Le panorama radiophonique commence, comme une vue de la Seine d’un tableau du Douanier Rousseau, par le ballon du parc André Citroën, qui monte et qui descend pour effectuer des analyses de l’air.

On distingue en hiver, à travers les arbres de la forêt de Meudon, la voûte parabolique de la soufflerie où Hergé est autrefois venu tester l'aérodynamisme de son Stratonef H22. 

La tour hertzienne de Meudon a justement servi de prototype à ces beaux mâts rouge, blanc et tintinolâtres qui ont permis au paysage audiovisuel français de devenir aussi un paysage, au sens littéral du terme.

On aperçoit d’ailleurs, au premier plan, le cylindre de verre du siège de TF1.

La belle pierre de taille du grand ensemble de Meudon-la-Forêt évoque, au loin sur la ligne de crête, la brusque disparition de la forêt au sommet du Ventoux.

Le dôme qu’on aperçoit ensuite est celui de l’observatoire de Meudon, qui a longtemps tenu le cadastre du ciel. 
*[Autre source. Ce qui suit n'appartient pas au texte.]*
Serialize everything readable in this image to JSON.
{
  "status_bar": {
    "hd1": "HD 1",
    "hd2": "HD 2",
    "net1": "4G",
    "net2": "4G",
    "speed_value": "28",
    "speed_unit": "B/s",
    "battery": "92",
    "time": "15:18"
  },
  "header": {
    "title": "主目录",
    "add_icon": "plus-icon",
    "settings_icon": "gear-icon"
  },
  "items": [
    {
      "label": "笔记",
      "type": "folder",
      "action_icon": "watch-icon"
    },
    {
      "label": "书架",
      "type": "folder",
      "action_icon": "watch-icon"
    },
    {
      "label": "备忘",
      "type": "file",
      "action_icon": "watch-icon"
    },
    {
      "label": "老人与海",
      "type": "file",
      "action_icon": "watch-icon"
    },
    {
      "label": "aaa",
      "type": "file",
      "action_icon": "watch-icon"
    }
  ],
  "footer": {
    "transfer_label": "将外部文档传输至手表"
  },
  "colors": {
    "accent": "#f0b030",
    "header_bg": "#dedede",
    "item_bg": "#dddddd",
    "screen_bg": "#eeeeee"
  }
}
C’est dans cette vallée prodigieuse, aussi, que Renault avait installé son usine de Billancourt — une sorte d'île-prison du prolétariat français dont j’ai aperçu, enfant, les encorbellements expressionnistes et les grands peupliers tristes On l’a détruite depuis longtemps mais cela reste, de très loin, le plus bel échantillon d’architecture que j’ai vu. Ni les empilements religieux du Mont Saint-Michel ni les slum de Mumbai n’ont égalé cette impression de densité absolue : la présence magnétique de la mégalopole du futur 

Un peu plus à l’est, après la petite dépression de Sèvres, se trouve l’endroit où on a replié la terre pour la faire tenir dans une règle grande comme un dix-millionième de la moitié d’un méridien : c’est ici, dans les dépendances du château disparu de Saint-Cloud, que le mètre étalon du pavillon de Breteuil,  le saint-Graal des modernes, se repose dans sa forme identique.

On doit apercevoir, un peu plus à droite, les toits du petit château de Montretout, d’où le clan des Le Pen lance, depuis un demi-siècle, ses attaques régulières pour conquérir la France.

Cela fait partie, aussi, du paysage. 

Comme le gros rocher triste du Mont Valérien qui vient fermer le panorama.